ERROR: couldn’t get response from all shards: convergeClusterWithTimeout:

An error appeared when creating a backup

2021-06-01T17:44:24Z 0.00B [ERROR: couldn’t get response from all shards: convergeClusterWithTimeout: reached converge timeout] [2021-06-01T17:45:16]

pbm-agent v1.4.1

What can cause such an error and how to fix what would not appear in the future?

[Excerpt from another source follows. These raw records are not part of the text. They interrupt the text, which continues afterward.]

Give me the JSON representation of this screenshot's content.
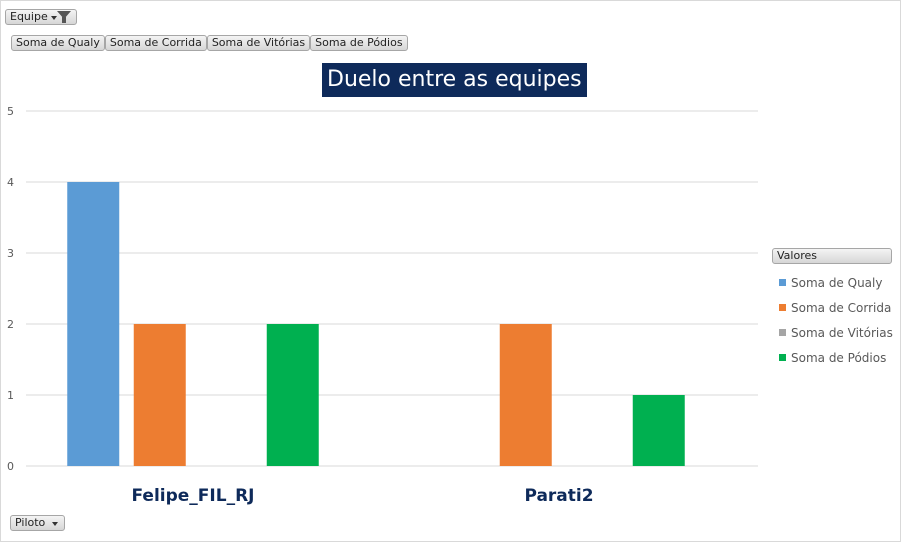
{
  "filter": {
    "label": "Equipe"
  },
  "value_fields": [
    "Soma de Qualy",
    "Soma de Corrida",
    "Soma de Vitórias",
    "Soma de Pódios"
  ],
  "axis_field": {
    "label": "Piloto"
  },
  "legend": {
    "title": "Valores"
  },
  "colors": {
    "title_bg": "#0e2a5a",
    "grid": "#d9d9d9"
  },
  "chart_data": {
    "type": "bar",
    "title": "Duelo entre as equipes",
    "categories": [
      "Felipe_FIL_RJ",
      "Parati2"
    ],
    "series": [
      {
        "name": "Soma de Qualy",
        "color": "#5b9bd5",
        "values": [
          4,
          0
        ]
      },
      {
        "name": "Soma de Corrida",
        "color": "#ed7d31",
        "values": [
          2,
          2
        ]
      },
      {
        "name": "Soma de Vitórias",
        "color": "#a5a5a5",
        "values": [
          0,
          0
        ]
      },
      {
        "name": "Soma de Pódios",
        "color": "#00b050",
        "values": [
          2,
          1
        ]
      }
    ],
    "ylim": [
      0,
      5
    ],
    "yticks": [
      0,
      1,
      2,
      3,
      4,
      5
    ],
    "grid": true,
    "legend_position": "right"
  }
}
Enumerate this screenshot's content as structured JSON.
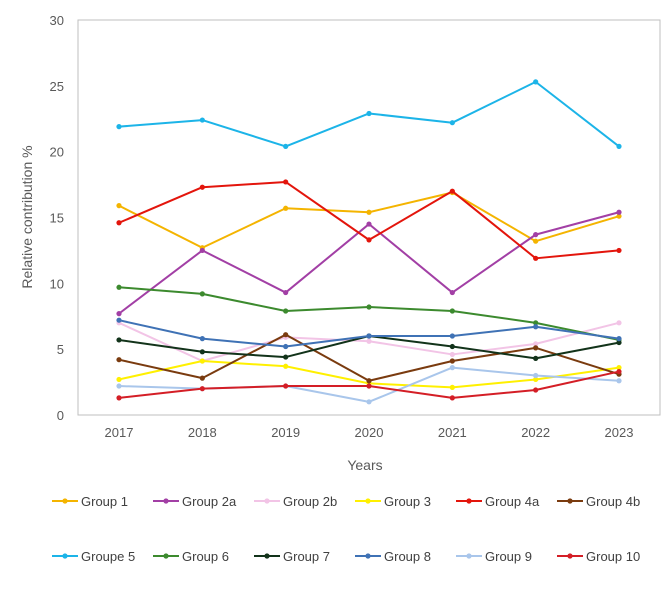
{
  "chart_data": {
    "type": "line",
    "title": "",
    "xlabel": "Years",
    "ylabel": "Relative contribution %",
    "ylim": [
      0,
      30
    ],
    "yticks": [
      0,
      5,
      10,
      15,
      20,
      25,
      30
    ],
    "categories": [
      "2017",
      "2018",
      "2019",
      "2020",
      "2021",
      "2022",
      "2023"
    ],
    "grid": false,
    "legend_position": "bottom",
    "series": [
      {
        "name": "Group 1",
        "color": "#F4B400",
        "values": [
          15.9,
          12.7,
          15.7,
          15.4,
          16.9,
          13.2,
          15.1
        ]
      },
      {
        "name": "Group 2a",
        "color": "#A23FA5",
        "values": [
          7.7,
          12.5,
          9.3,
          14.5,
          9.3,
          13.7,
          15.4
        ]
      },
      {
        "name": "Group 2b",
        "color": "#F2C4E6",
        "values": [
          7.0,
          4.1,
          5.9,
          5.6,
          4.6,
          5.4,
          7.0
        ]
      },
      {
        "name": "Group 3",
        "color": "#FFF000",
        "values": [
          2.7,
          4.1,
          3.7,
          2.4,
          2.1,
          2.7,
          3.6
        ]
      },
      {
        "name": "Group 4a",
        "color": "#E3150C",
        "values": [
          14.6,
          17.3,
          17.7,
          13.3,
          17.0,
          11.9,
          12.5
        ]
      },
      {
        "name": "Group 4b",
        "color": "#7A3B0F",
        "values": [
          4.2,
          2.8,
          6.1,
          2.6,
          4.1,
          5.1,
          3.1
        ]
      },
      {
        "name": "Groupe 5",
        "color": "#1CB4E8",
        "values": [
          21.9,
          22.4,
          20.4,
          22.9,
          22.2,
          25.3,
          20.4
        ]
      },
      {
        "name": "Group 6",
        "color": "#3C8A2E",
        "values": [
          9.7,
          9.2,
          7.9,
          8.2,
          7.9,
          7.0,
          5.7
        ]
      },
      {
        "name": "Group 7",
        "color": "#12331A",
        "values": [
          5.7,
          4.8,
          4.4,
          6.0,
          5.2,
          4.3,
          5.5
        ]
      },
      {
        "name": "Group 8",
        "color": "#3F72B5",
        "values": [
          7.2,
          5.8,
          5.2,
          6.0,
          6.0,
          6.7,
          5.8
        ]
      },
      {
        "name": "Group 9",
        "color": "#A9C6EB",
        "values": [
          2.2,
          2.0,
          2.2,
          1.0,
          3.6,
          3.0,
          2.6
        ]
      },
      {
        "name": "Group 10",
        "color": "#D41E26",
        "values": [
          1.3,
          2.0,
          2.2,
          2.2,
          1.3,
          1.9,
          3.3
        ]
      }
    ]
  }
}
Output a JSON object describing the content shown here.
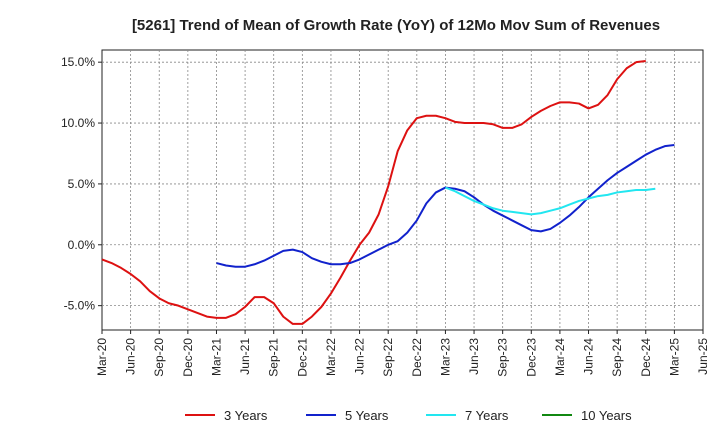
{
  "chart_data": {
    "type": "line",
    "title": "[5261]  Trend of Mean of Growth Rate (YoY) of 12Mo Mov Sum of Revenues",
    "xlabel": "",
    "ylabel": "",
    "ylim": [
      -7.0,
      16.0
    ],
    "y_ticks": [
      15.0,
      10.0,
      5.0,
      0.0,
      -5.0
    ],
    "y_tick_labels": [
      "15.0%",
      "10.0%",
      "5.0%",
      "0.0%",
      "-5.0%"
    ],
    "x_tick_labels": [
      "Mar-20",
      "Jun-20",
      "Sep-20",
      "Dec-20",
      "Mar-21",
      "Jun-21",
      "Sep-21",
      "Dec-21",
      "Mar-22",
      "Jun-22",
      "Sep-22",
      "Dec-22",
      "Mar-23",
      "Jun-23",
      "Sep-23",
      "Dec-23",
      "Mar-24",
      "Jun-24",
      "Sep-24",
      "Dec-24",
      "Mar-25",
      "Jun-25"
    ],
    "grid": true,
    "legend_position": "bottom",
    "series": [
      {
        "name": "3 Years",
        "color": "#dd1111",
        "start_index": 0,
        "values": [
          -1.2,
          -1.5,
          -1.9,
          -2.4,
          -3.0,
          -3.8,
          -4.4,
          -4.8,
          -5.0,
          -5.3,
          -5.6,
          -5.9,
          -6.0,
          -6.0,
          -5.7,
          -5.1,
          -4.3,
          -4.3,
          -4.8,
          -5.9,
          -6.5,
          -6.5,
          -5.9,
          -5.1,
          -4.0,
          -2.7,
          -1.3,
          0.0,
          1.0,
          2.5,
          4.8,
          7.7,
          9.4,
          10.4,
          10.6,
          10.6,
          10.4,
          10.1,
          10.0,
          10.0,
          10.0,
          9.9,
          9.6,
          9.6,
          9.9,
          10.5,
          11.0,
          11.4,
          11.7,
          11.7,
          11.6,
          11.2,
          11.5,
          12.3,
          13.6,
          14.5,
          15.0,
          15.1
        ]
      },
      {
        "name": "5 Years",
        "color": "#1122cc",
        "start_index": 12,
        "values": [
          -1.5,
          -1.7,
          -1.8,
          -1.8,
          -1.6,
          -1.3,
          -0.9,
          -0.5,
          -0.4,
          -0.6,
          -1.1,
          -1.4,
          -1.6,
          -1.6,
          -1.5,
          -1.2,
          -0.8,
          -0.4,
          0.0,
          0.3,
          1.0,
          2.0,
          3.4,
          4.3,
          4.7,
          4.6,
          4.4,
          3.9,
          3.3,
          2.8,
          2.4,
          2.0,
          1.6,
          1.2,
          1.1,
          1.3,
          1.8,
          2.4,
          3.1,
          3.9,
          4.6,
          5.3,
          5.9,
          6.4,
          6.9,
          7.4,
          7.8,
          8.1,
          8.2
        ]
      },
      {
        "name": "7 Years",
        "color": "#22e6f0",
        "start_index": 36,
        "values": [
          4.7,
          4.4,
          4.0,
          3.6,
          3.3,
          3.0,
          2.8,
          2.7,
          2.6,
          2.5,
          2.6,
          2.8,
          3.0,
          3.3,
          3.6,
          3.8,
          4.0,
          4.1,
          4.3,
          4.4,
          4.5,
          4.5,
          4.6
        ]
      },
      {
        "name": "10 Years",
        "color": "#118811",
        "start_index": 0,
        "values": []
      }
    ]
  }
}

Ato backup is done according to the schedule and I think that it did, but in fact it did not.

1 Like

Hi, have you checked that all the cluster members have pbm-agent running properly?

1 Like

All participants have pbm-agent v1.4.1 OK status

What to do?

1 Like

Hi, have you done any changes to the cluster after starting the pbm-agent? like adding a new shard? Can you try a restart of the agent everywhere just in case?
Also what is the connection string you are using for the agent?

1 Like

After restarting pbm-agent on all nodes, the backup passed.
But how to track whether pbm-agent is operational on all nodes? When the status shows pbm-agent v1.4.1 OK status for all nodes

1 Like

Glad to hear that solved it. The agent will alert if it cannot connect, but even if the agent is up and running, backups might fail for different reasons. What I recommend is monitor the backup output to check for any errors.

1 Like